Give it any YouTube playlist(entire courses for instance) and receive a clean, formatted and structured file with all the details of that playlist.
It's a simple yet effective script using the free Google Gemini API.
I haven't found any free tool available with this scale, so I made one.
Check it out : https://github.com/Ebrizzzz/Youtube-playlist-to-formatted-text
The project is divided into two main processing stages:
Transcript Extraction:
Using the pytube library and youtube_transcript_api, the application fetches the transcript for each video. It handles both full playlists and single video URLs. The extracted text is then consolidated into a single text file.
AI-Powered Refinement:
The extracted transcript is then processed by Google’s Gemini API. Each chunk of a video is sent along with a context prompt that instructs Gemini to reorganize the content — adding headings, bullet points, and other formatting elements — without omitting any details. The final output is a neatly formatted markdown file.
Chunking and Context Strategy for Consistent Refinement
One of the key challenges of processing long-form transcripts is maintaining a consistent flow and structure across multiple chunks. Here’s how the process works:
Segmentation by Video:
The entire transcript is first divided into separate sections for each video. This ensures that every video’s content is processed individually and retains its unique context.
Dividing Each Video into Chunks:
For each video, the transcript is further split into chunks based on the number of words. This step is critical because the Gemini API has a limited context window. We empirically set a chunk size (e.g., 3000 words) to strike a balance between detail and manageability.
Refinement with Contextual Prompts:
First Chunk: The initial chunk of a video is sent directly to Gemini(with the fixed prompt) for refinement. This establishes the baseline structure and style.
Subsequent Chunks: For every following chunk, the prompt is prefixed with a context reminder that includes the previously refined text. Essentially, it tells Gemini, “This is what you already processed; now, refine what comes next.” This method ensures that the AI doesn’t treat each chunk in isolation but instead builds upon previous content, maintaining a consistent narrative flow.
Choosing the Right Context Size:
Selecting the appropriate context size is tricky.

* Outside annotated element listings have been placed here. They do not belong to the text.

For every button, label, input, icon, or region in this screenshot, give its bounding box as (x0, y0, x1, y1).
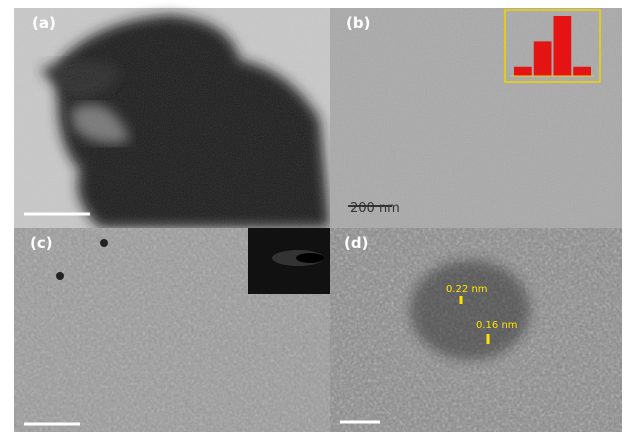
panel-label: (d) (344, 234, 368, 252)
panel-label: (b) (346, 14, 370, 32)
histogram-bar (573, 67, 591, 76)
panel-label: (a) (32, 14, 56, 32)
histogram-bar (514, 67, 532, 76)
scale-bar-label: 200 nm (350, 201, 400, 216)
panel-b: (b) 200 nm (330, 8, 622, 228)
figure: (a) (b) 200 nm (c) (d) 0.22 nm 0.16 nm (0, 0, 638, 443)
panel-d: (d) 0.22 nm 0.16 nm (330, 228, 622, 432)
histogram-bar (554, 16, 572, 76)
panel-a: (a) (14, 8, 330, 228)
panel-label: (c) (30, 234, 53, 252)
histogram-bar (534, 41, 552, 76)
panel-c: (c) (14, 228, 330, 432)
fringe-label: 0.16 nm (476, 320, 518, 331)
fringe-label: 0.22 nm (446, 284, 488, 295)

It needs to be small enough to fit within the Gemini API’s input and output limits — ensuring no detail is lost or overly summarized — yet large enough to provide sufficient context to avoid hallucinations or inconsistencies. This balance is crucial for generating coherent and accurate refinements across the entire video transcript.
Key Features
- Automatic Transcript Extraction:
- Seamlessly pulls transcripts from YouTube playlists or individual video URLs.
- Language Support: Users can specify the output language. Although English is the default, the application supports other languages — give it a try!

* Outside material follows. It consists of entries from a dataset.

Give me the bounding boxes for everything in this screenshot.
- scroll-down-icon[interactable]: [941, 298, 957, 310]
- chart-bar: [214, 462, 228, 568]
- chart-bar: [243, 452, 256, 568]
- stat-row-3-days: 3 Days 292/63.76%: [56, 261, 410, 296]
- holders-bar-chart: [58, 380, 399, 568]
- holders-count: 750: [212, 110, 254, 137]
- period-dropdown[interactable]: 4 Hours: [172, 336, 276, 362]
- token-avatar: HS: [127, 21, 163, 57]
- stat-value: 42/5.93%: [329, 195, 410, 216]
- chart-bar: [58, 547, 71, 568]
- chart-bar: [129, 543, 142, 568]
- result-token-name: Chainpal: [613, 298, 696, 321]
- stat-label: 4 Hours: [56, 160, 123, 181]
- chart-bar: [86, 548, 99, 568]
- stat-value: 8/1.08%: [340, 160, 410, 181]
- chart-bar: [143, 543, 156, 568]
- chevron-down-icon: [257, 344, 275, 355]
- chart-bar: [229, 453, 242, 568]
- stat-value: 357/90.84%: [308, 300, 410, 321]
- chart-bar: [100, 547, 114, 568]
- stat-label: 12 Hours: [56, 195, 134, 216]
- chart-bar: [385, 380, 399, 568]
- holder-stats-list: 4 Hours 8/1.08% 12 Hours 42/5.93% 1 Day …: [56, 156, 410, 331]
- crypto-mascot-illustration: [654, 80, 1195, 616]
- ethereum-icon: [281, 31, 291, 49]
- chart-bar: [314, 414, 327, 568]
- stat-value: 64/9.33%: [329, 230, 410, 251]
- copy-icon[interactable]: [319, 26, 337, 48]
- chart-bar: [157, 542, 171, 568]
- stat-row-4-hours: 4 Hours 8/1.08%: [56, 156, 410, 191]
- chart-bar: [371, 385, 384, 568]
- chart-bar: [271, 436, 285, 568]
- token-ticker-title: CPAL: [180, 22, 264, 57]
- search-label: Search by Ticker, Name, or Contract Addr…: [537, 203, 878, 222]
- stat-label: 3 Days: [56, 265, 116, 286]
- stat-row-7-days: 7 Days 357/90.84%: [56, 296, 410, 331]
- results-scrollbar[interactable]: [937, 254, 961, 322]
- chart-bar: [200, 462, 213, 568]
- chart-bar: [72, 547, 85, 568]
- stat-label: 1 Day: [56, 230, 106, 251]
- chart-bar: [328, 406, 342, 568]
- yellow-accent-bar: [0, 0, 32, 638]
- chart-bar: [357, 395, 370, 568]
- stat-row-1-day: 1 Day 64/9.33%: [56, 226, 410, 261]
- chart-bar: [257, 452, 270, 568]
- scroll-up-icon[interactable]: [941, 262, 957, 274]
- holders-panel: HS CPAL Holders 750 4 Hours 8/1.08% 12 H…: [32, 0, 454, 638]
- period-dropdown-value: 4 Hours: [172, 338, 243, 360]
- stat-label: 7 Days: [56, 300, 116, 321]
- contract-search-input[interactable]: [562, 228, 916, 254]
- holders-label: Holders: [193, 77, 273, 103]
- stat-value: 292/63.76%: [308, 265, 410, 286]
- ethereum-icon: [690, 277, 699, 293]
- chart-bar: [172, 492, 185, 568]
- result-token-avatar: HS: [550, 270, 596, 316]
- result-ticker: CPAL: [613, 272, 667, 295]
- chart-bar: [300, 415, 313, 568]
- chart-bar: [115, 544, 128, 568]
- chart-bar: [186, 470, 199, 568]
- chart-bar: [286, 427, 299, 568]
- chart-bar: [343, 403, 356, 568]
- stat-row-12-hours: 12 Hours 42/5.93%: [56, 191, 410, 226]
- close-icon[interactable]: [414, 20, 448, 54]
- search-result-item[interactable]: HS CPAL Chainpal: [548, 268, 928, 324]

- PyQt5 Graphical Interface:
- A simple yet effective GUI built with PyQt5.
- Batch Processing & Gemini Refinement:
- The application handles large playlists by processing each video sequentially and using a robust prompt for the Gemini API to ensure coherent, refined output.
- Customizable Gemini Model: Choose from different Gemini models (e.g., gemini-1.5-flash, gemini-2.0-flash) depending on your needs.